Currently, the heaviest element on the periodic table is oganesson, which has an atomic mass of 294 and was officially named in 2016. Like every element on the periodic table, nearly all of oganesson's mass comes from protons and neutrons (types of baryons) that are themselves made of three quarks each. A crucial feature of all known baryonic matter is that its quarks are bound together so tightly by the strong force that they are inseparable. As particles made of bound quarks (such as protons and neutrons) are called hadrons, scientists refer to the ground state of baryonic matter as "hadronic matter."

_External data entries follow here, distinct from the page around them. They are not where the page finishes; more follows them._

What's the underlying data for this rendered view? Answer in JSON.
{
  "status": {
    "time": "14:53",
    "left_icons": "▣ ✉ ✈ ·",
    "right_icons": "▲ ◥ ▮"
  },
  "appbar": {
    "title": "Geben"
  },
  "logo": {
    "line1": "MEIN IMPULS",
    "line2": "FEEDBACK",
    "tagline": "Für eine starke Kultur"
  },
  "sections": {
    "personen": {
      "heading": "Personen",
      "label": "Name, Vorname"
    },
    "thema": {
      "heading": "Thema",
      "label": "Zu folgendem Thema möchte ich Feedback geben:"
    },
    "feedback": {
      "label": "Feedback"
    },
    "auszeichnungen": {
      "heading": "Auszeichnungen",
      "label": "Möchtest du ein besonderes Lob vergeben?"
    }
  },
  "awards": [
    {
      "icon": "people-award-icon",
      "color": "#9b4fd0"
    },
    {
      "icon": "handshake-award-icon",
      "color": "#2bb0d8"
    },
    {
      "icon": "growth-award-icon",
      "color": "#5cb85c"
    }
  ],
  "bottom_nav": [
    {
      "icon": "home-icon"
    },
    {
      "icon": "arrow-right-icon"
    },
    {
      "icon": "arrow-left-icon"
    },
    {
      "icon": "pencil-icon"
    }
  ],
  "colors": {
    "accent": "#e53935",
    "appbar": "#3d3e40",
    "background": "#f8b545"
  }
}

But oganesson may be one of the last of its kind. In a new paper, scientists predict that elements with masses greater than approximately 300 may be composed of freely flowing "up" and "down" quarks -- the same kind that protons and neutrons are made of, but these quarks wouldn't be bound into triplets. The scientists predict that this type of matter, called "up down quark matter," or udQM, would be stable for extremely heavy elements that might exist just beyond the end of the current periodic table. If it could be produced on Earth, quark matter has the potential to be used as a new source of energy.
The possibility that heavy baryonic matter has a udQM ground state rather than a hadronic one is described in a paper published in Physical Review Letters by University of Toronto physicists Bob Holdom, Jing Ren, and Chen Zhang.
The idea that some kind of quark matter might form the ground state of baryonic matter is not new. In a famous paper from 1984, physicist Edward Witten suggested that strange quark matter (SQM) might fulfill this role. However, SQM consists of comparable amounts of up, down, and strange quarks. One of the new results of the latest study is that quark matter without strange quarks, i.e., udQM, has lower bulk energy per baryon than either SQM or hadronic matter, making it energetically favorable.
"Physicists have been searching for SQM for decades," the researchers told Phys.org. "From our results, many searches may have been looking in the wrong place. ... It is quite a basic question to answer: What is the lowest energy state of a sufficiently large number of quarks? We argue that the answer is not nuclear matter or strange SQM, but rather udQM, a state composed of nearly massless up and down quarks."